Una donna cananea, che inizia a gridare. Il Vangelo di oggi inizia proprio così, con un grido: Signore, abbi pietà di me. La parola pietà deriva dal latino pietas, che significa proprio avere un sentimento di commiserazione per i mali altrui, compassione (etimo.it), ed è proprio questo quello che la donna chiede al Signore, di riconoscere i suoi mali e di averne riguardo, di comprendere il suo dolore e di salvare sua figlia. È un atto di consegna quello che questa mamma sta facendo; a Gesù affida il suo bene più grande, il dolore che sta provando, e proprio perché riconosce l’autorità di Gesù, e sa che lui solo potrà salvarla, si affida a lui. Mi colpisce molto la figura di questa madre nel Vangelo, è davvero sorprendente vedere come l’amore supera ogni cosa, come disse S. Massimiliano Kolbe, è una forza creativa.

 L’amore di una madre credo che si possa descrivere proprio come in questo vangelo, creativo, dolorante e desideroso di vedere salva la propria figlia, perché la donna va da Gesù non per lei, ma per sua figlia.
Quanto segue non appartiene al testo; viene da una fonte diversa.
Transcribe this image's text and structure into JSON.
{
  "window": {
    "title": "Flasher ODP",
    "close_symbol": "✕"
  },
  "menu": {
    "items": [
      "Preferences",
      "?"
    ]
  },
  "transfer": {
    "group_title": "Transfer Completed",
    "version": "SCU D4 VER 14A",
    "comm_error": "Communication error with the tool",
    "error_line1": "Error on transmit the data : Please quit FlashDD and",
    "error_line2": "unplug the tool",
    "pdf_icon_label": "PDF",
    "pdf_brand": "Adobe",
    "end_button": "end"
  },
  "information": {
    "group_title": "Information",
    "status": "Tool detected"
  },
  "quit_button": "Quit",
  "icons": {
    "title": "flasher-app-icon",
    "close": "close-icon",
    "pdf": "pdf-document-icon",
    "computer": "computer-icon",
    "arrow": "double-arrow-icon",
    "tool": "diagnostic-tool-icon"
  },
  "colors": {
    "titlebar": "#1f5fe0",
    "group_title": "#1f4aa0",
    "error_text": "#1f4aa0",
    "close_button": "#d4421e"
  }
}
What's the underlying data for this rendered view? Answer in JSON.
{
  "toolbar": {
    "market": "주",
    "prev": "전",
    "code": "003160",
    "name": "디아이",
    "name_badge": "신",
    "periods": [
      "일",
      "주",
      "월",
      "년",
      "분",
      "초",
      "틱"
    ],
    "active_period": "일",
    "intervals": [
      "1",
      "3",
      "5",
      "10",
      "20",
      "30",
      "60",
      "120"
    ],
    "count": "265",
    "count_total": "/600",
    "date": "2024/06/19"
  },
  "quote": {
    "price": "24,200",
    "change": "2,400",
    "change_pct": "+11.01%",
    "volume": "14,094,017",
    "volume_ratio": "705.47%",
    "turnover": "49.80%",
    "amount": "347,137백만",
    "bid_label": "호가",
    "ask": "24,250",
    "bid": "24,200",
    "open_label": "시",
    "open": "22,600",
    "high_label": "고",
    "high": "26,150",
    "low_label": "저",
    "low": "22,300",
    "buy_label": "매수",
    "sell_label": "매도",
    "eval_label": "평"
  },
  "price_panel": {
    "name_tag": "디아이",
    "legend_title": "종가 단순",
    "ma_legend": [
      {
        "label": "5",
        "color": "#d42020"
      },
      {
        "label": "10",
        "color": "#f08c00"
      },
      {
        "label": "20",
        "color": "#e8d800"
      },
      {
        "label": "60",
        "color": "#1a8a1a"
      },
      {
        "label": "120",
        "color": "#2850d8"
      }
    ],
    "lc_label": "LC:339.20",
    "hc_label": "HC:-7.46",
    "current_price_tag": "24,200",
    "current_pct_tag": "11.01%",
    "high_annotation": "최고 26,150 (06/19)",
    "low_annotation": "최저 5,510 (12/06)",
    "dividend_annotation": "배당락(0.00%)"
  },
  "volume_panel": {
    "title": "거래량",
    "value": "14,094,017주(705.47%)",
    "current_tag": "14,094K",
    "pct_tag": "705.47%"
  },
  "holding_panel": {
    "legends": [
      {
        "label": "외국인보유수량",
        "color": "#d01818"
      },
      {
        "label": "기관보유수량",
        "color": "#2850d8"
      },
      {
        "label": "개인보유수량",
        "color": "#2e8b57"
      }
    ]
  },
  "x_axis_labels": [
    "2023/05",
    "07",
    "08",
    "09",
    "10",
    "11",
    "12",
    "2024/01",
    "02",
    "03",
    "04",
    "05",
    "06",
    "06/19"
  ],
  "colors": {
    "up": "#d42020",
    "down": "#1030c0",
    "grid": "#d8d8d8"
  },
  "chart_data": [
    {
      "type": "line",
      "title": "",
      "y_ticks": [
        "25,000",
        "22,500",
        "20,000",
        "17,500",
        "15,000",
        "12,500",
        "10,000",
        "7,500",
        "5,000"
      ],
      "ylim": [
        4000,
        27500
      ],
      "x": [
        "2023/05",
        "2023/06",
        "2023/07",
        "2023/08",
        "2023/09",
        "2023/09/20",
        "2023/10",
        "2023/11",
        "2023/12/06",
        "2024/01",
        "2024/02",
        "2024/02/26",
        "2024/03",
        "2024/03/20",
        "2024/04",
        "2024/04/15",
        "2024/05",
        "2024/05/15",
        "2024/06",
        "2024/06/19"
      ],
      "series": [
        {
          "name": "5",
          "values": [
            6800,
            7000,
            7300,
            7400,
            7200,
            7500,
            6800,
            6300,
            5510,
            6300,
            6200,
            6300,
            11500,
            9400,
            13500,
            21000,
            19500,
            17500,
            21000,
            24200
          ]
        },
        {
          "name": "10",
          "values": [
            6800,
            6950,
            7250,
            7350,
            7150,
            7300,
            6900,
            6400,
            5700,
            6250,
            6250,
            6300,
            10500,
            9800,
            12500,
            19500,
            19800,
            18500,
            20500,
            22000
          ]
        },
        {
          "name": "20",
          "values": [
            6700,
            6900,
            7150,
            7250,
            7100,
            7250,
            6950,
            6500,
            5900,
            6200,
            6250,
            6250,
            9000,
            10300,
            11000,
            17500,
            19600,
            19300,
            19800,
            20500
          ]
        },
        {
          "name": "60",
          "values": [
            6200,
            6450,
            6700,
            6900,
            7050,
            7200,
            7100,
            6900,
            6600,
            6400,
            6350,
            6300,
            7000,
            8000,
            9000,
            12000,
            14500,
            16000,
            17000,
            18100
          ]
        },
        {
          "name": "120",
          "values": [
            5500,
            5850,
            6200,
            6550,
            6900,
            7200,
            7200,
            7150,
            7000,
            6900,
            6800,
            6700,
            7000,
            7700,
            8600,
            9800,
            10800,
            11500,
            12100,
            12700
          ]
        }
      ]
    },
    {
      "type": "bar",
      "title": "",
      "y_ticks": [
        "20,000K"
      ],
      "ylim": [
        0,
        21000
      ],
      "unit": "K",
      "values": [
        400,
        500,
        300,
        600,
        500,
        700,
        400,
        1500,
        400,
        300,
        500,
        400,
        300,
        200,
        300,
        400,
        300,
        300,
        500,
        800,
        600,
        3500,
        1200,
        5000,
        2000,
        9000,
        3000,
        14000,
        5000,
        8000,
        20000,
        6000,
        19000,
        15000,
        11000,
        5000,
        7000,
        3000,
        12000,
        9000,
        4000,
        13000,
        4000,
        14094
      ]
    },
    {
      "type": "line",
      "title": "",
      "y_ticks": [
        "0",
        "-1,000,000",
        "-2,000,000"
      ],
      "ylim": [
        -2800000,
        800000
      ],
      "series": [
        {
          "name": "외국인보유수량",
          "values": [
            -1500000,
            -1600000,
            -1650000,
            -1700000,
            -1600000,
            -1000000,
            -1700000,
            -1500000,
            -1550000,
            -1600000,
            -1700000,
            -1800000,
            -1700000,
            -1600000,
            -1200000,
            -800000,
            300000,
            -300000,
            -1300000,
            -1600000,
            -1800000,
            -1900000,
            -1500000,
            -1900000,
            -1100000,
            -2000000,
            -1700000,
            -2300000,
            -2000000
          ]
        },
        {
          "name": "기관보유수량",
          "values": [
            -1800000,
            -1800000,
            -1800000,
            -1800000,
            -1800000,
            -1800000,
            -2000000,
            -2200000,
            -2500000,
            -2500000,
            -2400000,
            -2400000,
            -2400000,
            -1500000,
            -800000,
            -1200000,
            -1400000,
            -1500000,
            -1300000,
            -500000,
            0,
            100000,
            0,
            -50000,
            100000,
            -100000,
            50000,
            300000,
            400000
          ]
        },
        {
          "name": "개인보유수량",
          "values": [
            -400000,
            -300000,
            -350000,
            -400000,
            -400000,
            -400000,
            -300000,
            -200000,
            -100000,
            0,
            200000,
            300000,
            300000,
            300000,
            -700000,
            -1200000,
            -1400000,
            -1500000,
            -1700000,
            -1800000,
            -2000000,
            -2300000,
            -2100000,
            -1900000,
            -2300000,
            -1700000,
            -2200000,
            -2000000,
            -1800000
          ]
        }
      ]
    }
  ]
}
L’amore non ci chiede di fermarci a noi, ma ci apre all’altro, al fratello che soffre e ci chiede di soffrire insieme. 

Nonostante tutto, Gesù non le rivolge la parola, sembra quasi che non abbia compreso il dolore, ma com’è possibile? Davvero Gesù, il figlio di Dio, non prova compassione per il suo popolo? 

Ma la madre non si arrende, perché l’urgenza della salvezza ci chiama ad andare oltre tutto, oltre le nostre paure, oltre i rifiuti, oltre le certezze, finché la sua richiesta non provoca una risposta in Gesù, scostante, brusca, quasi indelicata. 

Quante volte eravamo noi al posto della donna cananea? Quante volte abbiamo vissuto le risposte di Gesù scostanti e brusche? 

Mi capita che risuoni nel mio cuore questa domanda: Mi ami tu, Gesù? Quello che lui chiese a Pietro, lo chiedo io a lui. 

Quante volte dubitiamo del suo amore? E ci fermiamo al dubbio, smettiamo di  lottare, non disturbiamo Gesù come la donna cananea, perché in fondo ci fermiamo alle nostre emozioni, alle nostre piccole aspettative deluse, e non riusciamo a vedere oltre.

La donna cananea, diversamente, non smette di avere fede, e continua ad implorare Gesù, arrivando a dire: eppure i cagnolini mangiano le briciole che cadono dalla tavola dei loro padroni ( Mt 15,27). Si riconosce la fede della donna proprio da questa frase, si riconosce affamata, non ricerca cose grandi, si accontenta perché lei sa che un granello di senape può spostare le montagne. 

Ed è proprio qui che Gesù riconosce la fede grande di questa donna, riconosce che ha davvero incontrato Gesù nel profondo. 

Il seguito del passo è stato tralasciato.